Em segundo lugar, mesmo uma análise realista deve levar em consideração não apenas as vantagens imaginadas de uma atuação no limiar da legalidade contra o bolsonarismo extremista, mas também os custos reputacionais de caminhar nesse fio da navalha. Se há uma lição que deveríamos ter aprendido a esta altura do pós-Lava Jato é que violações de direitos em investigações e processos criminais minam a credibilidade do sistema de justiça, pois as autoridades responsáveis por essas violações são permanentemente confrontados com a contradição de agirem em desobediência à sua própria fonte de autoridade – a lei. Isso produz degradação real da autoridade de uma instituição, e tal degradação não é impedida apenas por repetirmos o truísmo de que a democracia precisa ser defendida. Todas as vezes, em nossa história mais recente ou mais remota, que pretendemos salvar a democracia através de violações (que se supunham) pontuais e calculadas das leis e da Constituição, o caldo fervente entornou e acabamos todos queimados.
Finalmente, em terceiro lugar, e fazendo a máxima das concessões pragmáticas: se, ainda assim, imaginarmos que há situações trágicas, verdadeiras escolhas de Sofia da democracia, no qual a violação pontual e minimalista a determinadas regras constitucionais e processuais é necessária para impedir um golpe de Estado provável e iminente, restará ainda o ônus de justificar se este caso, diante do qual estamos, é precisamente o tal caso extremo que nos impõe essa opção trágica. Ou seja, mesmo a escolha realista tomada na situação extrema exige justificação para que se aponte a sua pertinência aos fatos concretos. Mas alguém acreditará que o caso do grupo de WhatsApp dos empresários bolsonaristas chega a esse patamar? Que estamos, agora, mais protegidos de um golpe porque um punhado de contas bancárias foram bloqueadas, e uns tantos HDs e pen-drives apreendidos, e umas contas de redes sociais tiradas do ar? Mais protegidos do que estaríamos diante de uma outra resposta também firme, mas menos espalhafatosa, mais direcionada e menos antagônica aos cânones do devido processo legal?

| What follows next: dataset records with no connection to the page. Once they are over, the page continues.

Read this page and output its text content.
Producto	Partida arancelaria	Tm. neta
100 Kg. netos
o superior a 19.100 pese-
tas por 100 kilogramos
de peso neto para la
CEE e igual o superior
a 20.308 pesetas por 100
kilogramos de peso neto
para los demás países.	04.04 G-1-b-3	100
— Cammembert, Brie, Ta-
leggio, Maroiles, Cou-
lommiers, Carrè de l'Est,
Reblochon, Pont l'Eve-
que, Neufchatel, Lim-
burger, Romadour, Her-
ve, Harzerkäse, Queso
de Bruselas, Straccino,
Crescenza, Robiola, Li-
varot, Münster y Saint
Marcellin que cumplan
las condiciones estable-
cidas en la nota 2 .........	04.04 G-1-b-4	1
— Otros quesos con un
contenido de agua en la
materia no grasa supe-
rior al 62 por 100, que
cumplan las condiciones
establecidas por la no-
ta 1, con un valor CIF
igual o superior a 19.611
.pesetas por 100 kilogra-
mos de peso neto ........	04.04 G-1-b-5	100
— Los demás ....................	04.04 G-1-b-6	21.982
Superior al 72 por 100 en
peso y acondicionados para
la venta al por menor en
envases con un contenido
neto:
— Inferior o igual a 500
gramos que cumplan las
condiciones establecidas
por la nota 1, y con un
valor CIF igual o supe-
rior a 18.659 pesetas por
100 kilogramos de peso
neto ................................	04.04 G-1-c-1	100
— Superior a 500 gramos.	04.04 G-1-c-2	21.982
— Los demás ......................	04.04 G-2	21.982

A aporia “ou devido processo, ou democracia” exige a demonstração de um tirocínio prático que, salvo melhor juízo, parece-nos ter faltado neste caso. Talvez nós, público que observa e torce pela sobrevivência da democracia, estejamos encontrando conforto excessivo em medidas que nos iludem quanto à sua imprescindibilidade para a defesa do Estado de Direito.